While teachers being abused obviously have my sympathies, the school system can't ignore this problem and then act shocked when this behavior appears in schools.

  • training for all teachers on how to manage this behavior and this trajectory for kids
  • social media literacy should be part of the curriculum for kids in all years
  • awareness programs and training for parents
  • exposure to more appropriate role models who can help young boys understand how to interact with women
  • advocating for regulation of social media - it's just bullshit that youtube et al gives this bullshit a platform
[–] BCsven@lemmy.ca 12 points 2 days ago (2 children)

Parents are a big part of this problem. Teachers report behaviors and give recommendations, the parents then deny it happens, or refuse to follow a regimen with their child.

A good admin helps, but most try to smooth it over with the parents so the bullshit continue s.

My kids are (and were--one quit already) teachers. They had younger grades say grade 3-5 and kids are searching porn, telling them to go fuck themselves, stealing their belongings.

Their whole "teaching" time is managing classroom behaviours. Parents called in to talk about the kid, has had parents verbally abuse the teacher and being spit on by the dad. Police had to come.

Even at the grade 1-3 level they had parents sending chat messages the whole time to some kids...so obviously the kid won't put their phone away when asked.

And then there are the entitled parents. One kid has challenges (parents claim autism, teachers just say its lack of any structure at home) so kid gets to free roam the class when overwhelmed, while everyone works.
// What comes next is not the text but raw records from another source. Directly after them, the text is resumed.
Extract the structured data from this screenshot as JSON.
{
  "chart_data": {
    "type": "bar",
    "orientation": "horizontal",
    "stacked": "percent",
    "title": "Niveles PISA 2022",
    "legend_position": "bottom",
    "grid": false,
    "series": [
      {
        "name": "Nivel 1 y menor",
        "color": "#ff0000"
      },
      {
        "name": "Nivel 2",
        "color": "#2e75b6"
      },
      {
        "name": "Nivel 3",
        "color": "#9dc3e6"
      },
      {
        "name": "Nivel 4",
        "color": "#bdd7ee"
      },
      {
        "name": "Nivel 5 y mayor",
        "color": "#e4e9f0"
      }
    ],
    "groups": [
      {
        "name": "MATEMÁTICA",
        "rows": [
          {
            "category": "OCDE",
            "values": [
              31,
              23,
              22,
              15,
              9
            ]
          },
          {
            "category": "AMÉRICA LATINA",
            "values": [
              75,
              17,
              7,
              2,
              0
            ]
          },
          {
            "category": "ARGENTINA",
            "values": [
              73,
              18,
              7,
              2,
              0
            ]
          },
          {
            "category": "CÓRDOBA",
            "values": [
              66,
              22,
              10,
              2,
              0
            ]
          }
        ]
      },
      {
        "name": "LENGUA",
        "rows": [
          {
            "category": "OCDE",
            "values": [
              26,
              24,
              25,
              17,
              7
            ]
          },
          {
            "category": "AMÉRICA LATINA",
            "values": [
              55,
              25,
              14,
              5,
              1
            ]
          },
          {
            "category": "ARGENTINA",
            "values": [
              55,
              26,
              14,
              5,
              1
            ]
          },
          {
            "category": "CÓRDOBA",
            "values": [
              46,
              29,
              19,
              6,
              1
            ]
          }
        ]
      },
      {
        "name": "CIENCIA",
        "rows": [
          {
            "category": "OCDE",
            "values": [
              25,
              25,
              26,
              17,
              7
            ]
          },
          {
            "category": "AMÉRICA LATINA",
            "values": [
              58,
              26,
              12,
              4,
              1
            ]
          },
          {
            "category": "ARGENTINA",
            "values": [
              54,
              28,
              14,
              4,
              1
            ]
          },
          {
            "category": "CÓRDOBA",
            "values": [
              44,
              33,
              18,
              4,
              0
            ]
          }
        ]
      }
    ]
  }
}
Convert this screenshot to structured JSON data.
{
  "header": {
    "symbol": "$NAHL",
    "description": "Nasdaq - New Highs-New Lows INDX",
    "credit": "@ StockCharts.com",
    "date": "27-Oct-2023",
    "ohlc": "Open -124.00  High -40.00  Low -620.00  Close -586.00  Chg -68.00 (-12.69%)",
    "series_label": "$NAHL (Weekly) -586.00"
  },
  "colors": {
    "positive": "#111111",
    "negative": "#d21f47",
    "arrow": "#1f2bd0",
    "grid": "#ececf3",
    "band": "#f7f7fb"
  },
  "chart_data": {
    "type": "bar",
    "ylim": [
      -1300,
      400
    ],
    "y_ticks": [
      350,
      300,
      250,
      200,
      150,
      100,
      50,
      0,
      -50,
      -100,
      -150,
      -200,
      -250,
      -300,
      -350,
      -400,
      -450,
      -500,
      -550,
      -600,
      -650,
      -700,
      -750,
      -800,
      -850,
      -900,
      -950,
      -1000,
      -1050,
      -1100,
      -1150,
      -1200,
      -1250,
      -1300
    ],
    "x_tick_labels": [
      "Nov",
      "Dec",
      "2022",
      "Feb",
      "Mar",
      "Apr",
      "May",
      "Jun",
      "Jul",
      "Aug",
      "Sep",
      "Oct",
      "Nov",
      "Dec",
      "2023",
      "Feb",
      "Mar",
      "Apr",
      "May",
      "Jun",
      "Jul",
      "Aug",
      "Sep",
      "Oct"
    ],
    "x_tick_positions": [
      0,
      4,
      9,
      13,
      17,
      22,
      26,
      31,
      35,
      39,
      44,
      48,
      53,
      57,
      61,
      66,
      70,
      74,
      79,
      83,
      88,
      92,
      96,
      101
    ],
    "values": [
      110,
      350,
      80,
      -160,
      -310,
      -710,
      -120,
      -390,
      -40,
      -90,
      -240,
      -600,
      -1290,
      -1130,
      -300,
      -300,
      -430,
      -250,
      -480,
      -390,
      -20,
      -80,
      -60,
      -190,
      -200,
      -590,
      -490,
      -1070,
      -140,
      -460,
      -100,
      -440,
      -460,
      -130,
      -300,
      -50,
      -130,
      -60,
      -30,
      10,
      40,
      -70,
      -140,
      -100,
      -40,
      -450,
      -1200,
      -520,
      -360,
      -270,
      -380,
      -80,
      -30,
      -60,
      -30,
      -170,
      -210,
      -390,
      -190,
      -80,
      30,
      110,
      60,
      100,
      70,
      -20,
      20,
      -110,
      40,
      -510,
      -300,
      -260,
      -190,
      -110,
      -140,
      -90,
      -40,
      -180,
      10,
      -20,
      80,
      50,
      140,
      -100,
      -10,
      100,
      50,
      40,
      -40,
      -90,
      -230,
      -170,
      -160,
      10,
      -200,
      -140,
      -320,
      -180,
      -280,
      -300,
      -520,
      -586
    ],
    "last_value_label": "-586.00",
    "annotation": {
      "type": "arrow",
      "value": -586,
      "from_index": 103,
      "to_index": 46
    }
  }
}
Parents then come in to complain that their child feels isolated when freeroaming the classroom and asked the teacher to allow free roam for all students so their kid doesn't feel bad. Wtf.

Just a complete mess of disrespect and unwillingness to focus on working. Parents don't reinforce work habits either. Its a bumpy ride

[–] jimjam5@lemmy.world 4 points 1 day ago

Hell yes. As a former educator myself, I resonated deeply with all of the bullshit. Teachers can be the most proper and correct role models for students doing everything perfectly and going above and beyond, but it don’t mean shit if parents don’t also support the student/child in correcting their misbehavior.

And don’t even get me started on the trend of accommodations and how they were both overused and yet poorly understood by students/parents.

[–] HobbitFoot@thelemmy.club 2 points 2 days ago

I feel like COVID did a number on the socialization of kids that's going to be studied for generations. It is likely made worse by parents who couldn't/didn't spend time to address this.

[–] Tigeroovy@lemmy.ca 8 points 2 days ago (1 children)

You say that, but then they trot out “boys will be boys” time and time again.

[–] null_dot@lemmy.dbzer0.com 10 points 2 days ago

Not necessarily.

Female teachers are resigning over this.

[–] funkyfarmington@lemmy.world 5 points 2 days ago (1 children)

All of that is irrelevant without administrators being on board. And that will never happen.

[–] Policeshootout@lemmy.ca 3 points 2 days ago (1 children)

I'm not sure why you assume this but my wife and I both work in high school (grade 8 - 12) which is part of a small, fairly conservative community. Our administrative staff all the way up to superintendent are extremely supportive of these types of things. Inclusion and awareness is very important at our high school for everyone. We also have social media education introduced in multiple classes. About 3/4 of all staff are female and neither of us have witnessed this type of misogynistic behavior. Our struggle is racism, antisemitism and intolerance.

I'm not saying that misogyny isn't a problem, I experience it on instagram and YouTube all the time and the comment sections are insane. My point is that administration does care, we are encouraged to include this type of education in our curriculum and we talk about it during staff meetings.

[–] Canadian_anarchist@lemmy.ca 4 points 2 days ago

Unfortunately not all administrators care, and some can be part of the problem. The school I work at has some endemic culture issues because of the "old boys" club that has been formed by the principal. I am glad that you have supportive administration, but that is less common than it should be.